The Grizzlies hit their first five 3-pointers and missed just one shot (from the floor or the free-throw line) through the game's first seven-plus minutes and led 25-13 before the Bears even knew what hit them.
At that point it looked like Montana (18-6, 11-1 Big Sky) was going to run roughshod all over the home team.
But, unlike its done very often this year, B.J. Hill's young Northern Colorado squad (7-16, 4-8) picked itself up off the mat and shoved right back, taking a lead about six minutes later, at 26-25, and led by as many as seven in the second half, at 46-39.
The Bears just couldn't sustain that momentum against one of the Big Sky's best teams this season and faded down the stretch. They surrendered 27 turnovers in the loss—that's 55 giveaways in two games against Montana this season—and just looked dazed and frustrated toward the end after having so much success early on.
"We showed that we can take a punch and throw one back, and [we] executed really well," Hill said. "We did what we practiced and what we game-planned. And then Montana does what good programs and what teams that are fighting for championships do: they counterpunched and cranked up their intensity. That's the next step that our young team needs to learn how to do.
"Our problem is that right now we don't do a good job of adjusting on the go, in terms of going, 'OK they're going to go to a three-quarters court press, we've turned it over a couple times, this is what we need to do.' We didn't do that tonight."
Mike Proctor led the Bears with a career-high 18 points. He made six of eight shots from the field and converted six of his eight free-throw tries. He's elevated his game in his final run through the Big Sky slate, and he's up to and 11 points and eight rebounds-per-game average.

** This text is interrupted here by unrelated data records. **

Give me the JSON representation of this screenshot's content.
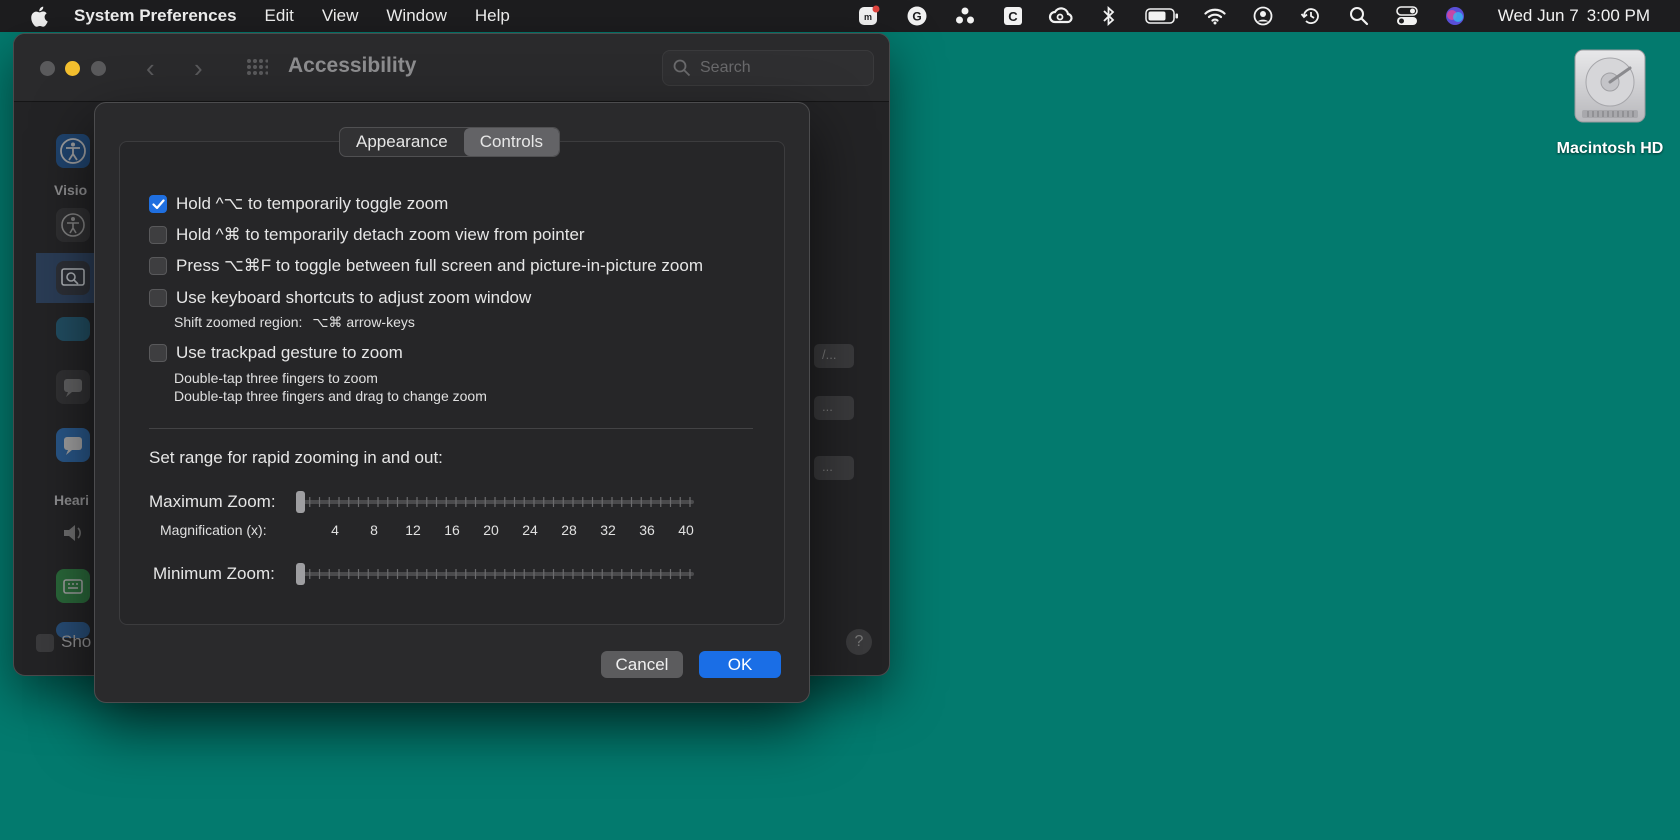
{
  "menubar": {
    "app_name": "System Preferences",
    "items": [
      "Edit",
      "View",
      "Window",
      "Help"
    ],
    "status_icons": [
      "mosaic-icon",
      "grammarly-icon",
      "dots-icon",
      "clipboard-icon",
      "creative-cloud-icon",
      "bluetooth-icon",
      "battery-icon",
      "wifi-icon",
      "user-icon",
      "time-machine-icon",
      "spotlight-icon",
      "control-center-icon",
      "siri-icon"
    ],
    "date": "Wed Jun 7",
    "time": "3:00 PM"
  },
  "background_window": {
    "title": "Accessibility",
    "search_placeholder": "Search",
    "sidebar_labels": [
      "Visio",
      "Heari"
    ],
    "show_label": "Sho",
    "ghost_buttons": [
      "/...",
      "...",
      "..."
    ],
    "help": "?"
  },
  "dialog": {
    "tabs": [
      "Appearance",
      "Controls"
    ],
    "active_tab": "Controls",
    "options": [
      {
        "label": "Hold ^⌥ to temporarily toggle zoom",
        "checked": true
      },
      {
        "label": "Hold ^⌘ to temporarily detach zoom view from pointer",
        "checked": false
      },
      {
        "label": "Press ⌥⌘F to toggle between full screen and picture-in-picture zoom",
        "checked": false
      },
      {
        "label": "Use keyboard shortcuts to adjust zoom window",
        "checked": false
      },
      {
        "label": "Use trackpad gesture to zoom",
        "checked": false
      }
    ],
    "shift_region_label": "Shift zoomed region:",
    "shift_region_keys": "⌥⌘ arrow-keys",
    "trackpad_hint_1": "Double-tap three fingers to zoom",
    "trackpad_hint_2": "Double-tap three fingers and drag to change zoom",
    "range_title": "Set range for rapid zooming in and out:",
    "max_zoom_label": "Maximum Zoom:",
    "min_zoom_label": "Minimum Zoom:",
    "magnification_label": "Magnification (x):",
    "tick_values": [
      "4",
      "8",
      "12",
      "16",
      "20",
      "24",
      "28",
      "32",
      "36",
      "40"
    ],
    "max_zoom_value": 0,
    "min_zoom_value": 0,
    "cancel_label": "Cancel",
    "ok_label": "OK"
  },
  "desktop": {
    "disk_label": "Macintosh HD"
  },
  "colors": {
    "desktop": "#037a6e",
    "accent": "#1a6ee6",
    "traffic_min": "#f3bf2f"
  }
}
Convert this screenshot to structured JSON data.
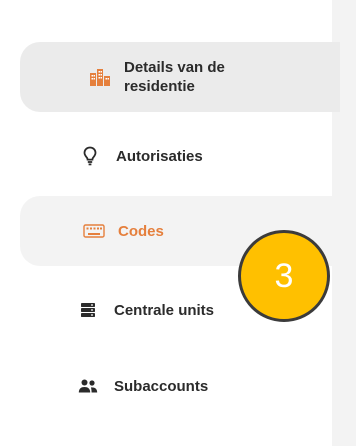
{
  "sidebar": {
    "items": [
      {
        "label": "Details van de residentie",
        "icon": "buildings-icon",
        "state": "active"
      },
      {
        "label": "Autorisaties",
        "icon": "lightbulb-icon",
        "state": "normal"
      },
      {
        "label": "Codes",
        "icon": "keyboard-icon",
        "state": "hover"
      },
      {
        "label": "Centrale units",
        "icon": "server-icon",
        "state": "normal"
      },
      {
        "label": "Subaccounts",
        "icon": "users-icon",
        "state": "normal"
      }
    ]
  },
  "annotation": {
    "step_number": "3"
  },
  "colors": {
    "accent": "#e57f3c",
    "badge": "#ffc000",
    "active_bg": "#ebebeb",
    "text": "#2b2b2b"
  }
}
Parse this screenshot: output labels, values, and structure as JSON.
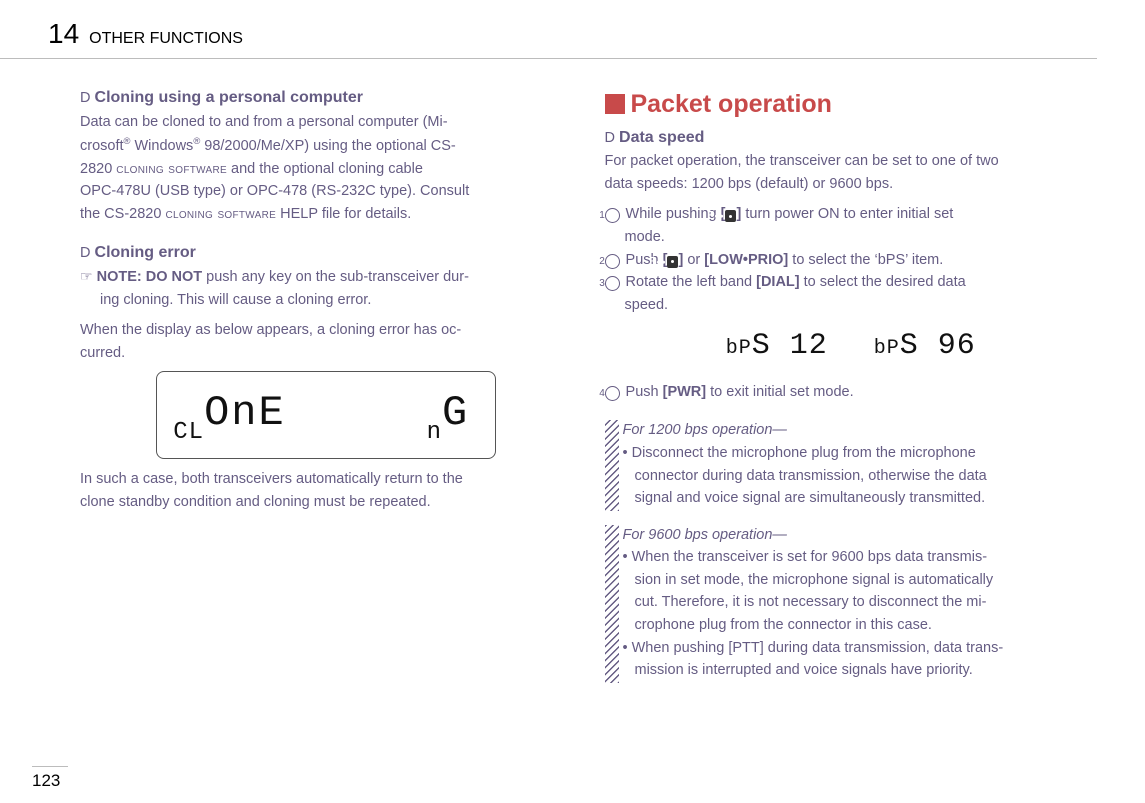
{
  "header": {
    "chapter_number": "14",
    "chapter_title": "OTHER FUNCTIONS"
  },
  "left": {
    "h1_prefix": "D",
    "h1": "Cloning using a personal computer",
    "p1a": "Data can be cloned to and from a personal computer (Mi-",
    "p1b": "crosoft",
    "p1c": " Windows",
    "p1d": " 98/2000/Me/XP) using the optional CS-",
    "p1e": "2820 ",
    "p1e_sc": "cloning software",
    "p1f": " and the optional cloning cable",
    "p1g": "OPC-478U (USB type) or OPC-478 (RS-232C type). Consult",
    "p1h": "the CS-2820 ",
    "p1h_sc": "cloning software",
    "p1i": " HELP file for details.",
    "h2_prefix": "D",
    "h2": "Cloning error",
    "note_prefix": "☞",
    "note_bold": "NOTE: DO NOT",
    "note_rest": " push any key on the sub-transceiver dur-",
    "note_rest2": "ing cloning. This will cause a cloning error.",
    "p2a": "When the display as below appears, a cloning error has oc-",
    "p2b": "curred.",
    "lcd_left_small": "CL",
    "lcd_left_big": "OnE",
    "lcd_right_small": "n",
    "lcd_right_big": "G",
    "p3a": "In such a case, both transceivers automatically return to the",
    "p3b": "clone standby condition and cloning must be repeated."
  },
  "right": {
    "section_title": "Packet operation",
    "h1_prefix": "D",
    "h1": "Data speed",
    "p1a": "For packet operation, the transceiver can be set to one of two",
    "p1b": "data speeds: 1200 bps (default) or 9600 bps.",
    "li1a": " While pushing ",
    "li1b": " turn power ON to enter initial set",
    "li1c": "mode.",
    "li2a": " Push ",
    "li2b": " or ",
    "li2c": "[LOW•PRIO]",
    "li2d": " to select the ‘bPS’ item.",
    "li3a": " Rotate the left band ",
    "li3b": "[DIAL]",
    "li3c": " to select the desired data",
    "li3d": "speed.",
    "lcd1_pre": "bP",
    "lcd1_big": "S 12",
    "lcd2_pre": "bP",
    "lcd2_big": "S 96",
    "li4a": " Push ",
    "li4b": "[PWR]",
    "li4c": " to exit initial set mode.",
    "note1_title": "For 1200 bps operation—",
    "note1_b1a": "Disconnect the microphone plug from the microphone",
    "note1_b1b": "connector during data transmission, otherwise the data",
    "note1_b1c": "signal and voice signal are simultaneously transmitted.",
    "note2_title": "For 9600 bps operation—",
    "note2_b1a": "When the transceiver is set for 9600 bps data transmis-",
    "note2_b1b": "sion in set mode, the microphone signal is automatically",
    "note2_b1c": "cut. Therefore, it is not necessary to disconnect the mi-",
    "note2_b1d": "crophone plug from the connector in this case.",
    "note2_b2a": "When pushing [PTT] during data transmission, data trans-",
    "note2_b2b": "mission is interrupted and voice signals have priority."
  },
  "key_labels": {
    "F": "F",
    "bracket_open": "[",
    "bracket_close": "]"
  },
  "page_number": "123",
  "list_nums": {
    "n1": "1",
    "n2": "2",
    "n3": "3",
    "n4": "4"
  }
}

Sophomore Tate Unruh scored 11 points in the first half Thursday and continued his surge of late with 15 points overall.
Connor Osborne added 12 points, two blocks and led all players with seven rebounds as Northern Colorado (the Big Sky's best rebounding team) outrebounded Montana 33-24.
Northern Colorado couldn't stop Montana guard Will Cherry, though, who led all scorers with a career-high 30 points, including 18 in the second half. Derek Selvig and Kareem Jamar added 12 apiece for Montana, who kept pace with Weber State in the race for this year's Big Sky regular-season championship.
The Wildcats defeated Northern Arizona 67-49 Thursday.
Northern Colorado trailed just 36-35 at halftime before starting the second half on a 11-3 run to hold that seven-point advantage, 46-39, with 15 minutes to play.
Then, the wheels fell off a bit, as Montana nearly doubled its score the rest of the way. The Bears' 13 turnovers after that didn't help. For the game, Montana got 36 points off the Bears' miscues.
"When you're responsible for almost half their points … I mean, 36 of their 75 half points comes from us, not necessarily from them," Hill said. "They obviously cranked up the pressure defensively, but it was more a lack of our toughness, both mentally and physically, than something they did to cause that."
Now, the Bears will turn their attention toward Saturday, where a noon home game awaits against Montana State, which lost to Sacramento State on Thursday.
But, Hill says he and his team can't even think that far ahead right now. They've got to think on a much smaller scale.
"My aspirations are to get better tomorrow," he said. "I don't think past tomorrow. I don't think past Montana State. There's no point in it. We have to come to practice with a sense of urgency and a mental toughness to get better every possession of every drill. We can't control anything but that, so if we try to worry about anything past that we're wasting the mental energy that we don't have right now. We need to be focused completely on us and what we can do, and that's just learning from our mistakes tonight and coming to work tomorrow."